In dieser Zeit lernte sie ihren zukünftigen Mann kennen: Patrick Roques, er managt sozialen Wohnungsbau. Der Vater kümmert sich mehr als die Mutter um die drei kleinen Kinder. „Die finden sich karamellfarben“, lacht sie, mit einer „Schokolade“-Mutter und einem „Vanille“-Vater.

Auf den ersten Blick wirkte Ndiaye, 39, wie der Typ zum Pferdestehlen. Aber sie ist ihren drei Kindern eine „außerordentlich autoritäre Mutter“, wie sie selbst zugibt. Als Medienberaterin haben die Journalisten sie schnell fürchten, wenn nicht hassen gelernt: Sie galt als der Zerberus des Präsidenten. Ihre neue Jobbeschreibung klingt so: „Groß­zügigkeit zeigen und Nähe verkörpern“.

Das ist ein kurioser Rollenwechsel für den „Dobermann und die Anstandsdame des Präsidenten“, als die sie die Schriftstellerin Gaël Tchakaloff charakterisiert hat.
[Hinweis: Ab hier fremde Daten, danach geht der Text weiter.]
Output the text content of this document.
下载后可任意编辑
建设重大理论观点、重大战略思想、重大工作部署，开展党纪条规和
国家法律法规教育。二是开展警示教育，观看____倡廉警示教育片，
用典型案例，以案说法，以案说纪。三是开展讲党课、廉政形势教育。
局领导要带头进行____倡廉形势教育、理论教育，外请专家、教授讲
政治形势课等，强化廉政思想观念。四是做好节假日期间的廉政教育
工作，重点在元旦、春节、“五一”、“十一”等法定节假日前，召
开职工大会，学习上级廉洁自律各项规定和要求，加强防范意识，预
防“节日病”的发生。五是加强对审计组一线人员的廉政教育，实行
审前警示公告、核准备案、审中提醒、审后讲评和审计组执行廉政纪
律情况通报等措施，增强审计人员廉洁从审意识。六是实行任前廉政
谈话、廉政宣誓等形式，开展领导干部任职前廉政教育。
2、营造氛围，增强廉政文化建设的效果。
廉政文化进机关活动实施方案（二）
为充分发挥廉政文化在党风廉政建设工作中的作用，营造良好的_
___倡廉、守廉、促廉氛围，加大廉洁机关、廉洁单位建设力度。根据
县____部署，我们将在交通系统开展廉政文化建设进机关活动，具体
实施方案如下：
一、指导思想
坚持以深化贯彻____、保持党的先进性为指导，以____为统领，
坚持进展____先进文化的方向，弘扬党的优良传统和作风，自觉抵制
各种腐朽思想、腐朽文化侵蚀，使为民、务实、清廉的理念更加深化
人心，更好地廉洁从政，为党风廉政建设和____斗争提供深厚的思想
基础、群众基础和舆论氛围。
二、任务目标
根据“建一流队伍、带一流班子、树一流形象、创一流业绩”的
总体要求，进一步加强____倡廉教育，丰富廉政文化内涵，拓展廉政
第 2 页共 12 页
Tatsächlich war Ndiaye während des Wahlkampfes Macrons Vertraute und sein Gendarm. Sie legte ihm die Hemden raus und schminkte ihm die Augenränder weg. Die innige Verbindung geht zurück auf die Zeit, als Macron noch Wirtschaftsminister war. Bei einem Besuch der Flugschau in Le Bourget versperrten die Sicherheitsleute der einzigen Frau im Pressekorps den Weg. Es war nicht das erste Mal, dass man die Schwarze für die Putzfrau hielt. Aber das einzige Mal, dass Sibeth Ndiaye weinend zusammenbrach. Es war die eine Demütigung zu viel. „Eine schwarze Frau zu sein, verfolgt dich ein Leben lang“, sagte sie ihrem Chef. Der ergriff daraufhin ihre Hand, blickte ihr lange tief in die Augen. „Damit hat er mein Herz erobert“, sagt Ndiaye heute.

Als der Präsident seine Beraterin zur Regierungssprecherin ernannte, hagelte es in den sozialen Medien Hassbotschaften. Die konservative Ex-Ministerin und Europaabgeordnete Nadine Morano bezeichnete Ndiaye, die erst vor drei Jahren französische Staatsbürgerin geworden ist, als „unwürdig“ für dieses Amt. Sie verkünde „große Dummheiten verkleidet in Zirkuskostüme“, eine Anspielung auf Ndiayes Vorliebe für bunte Kleider. Die konterte, solche Attacken würden sie schon lange nicht mehr verletzen. Allerdings müsse sie an all diejenigen denken, die nicht Ministerin sind und sich schlechter gegen den alltäglichen Rassismus zur Wehr setzen könnten.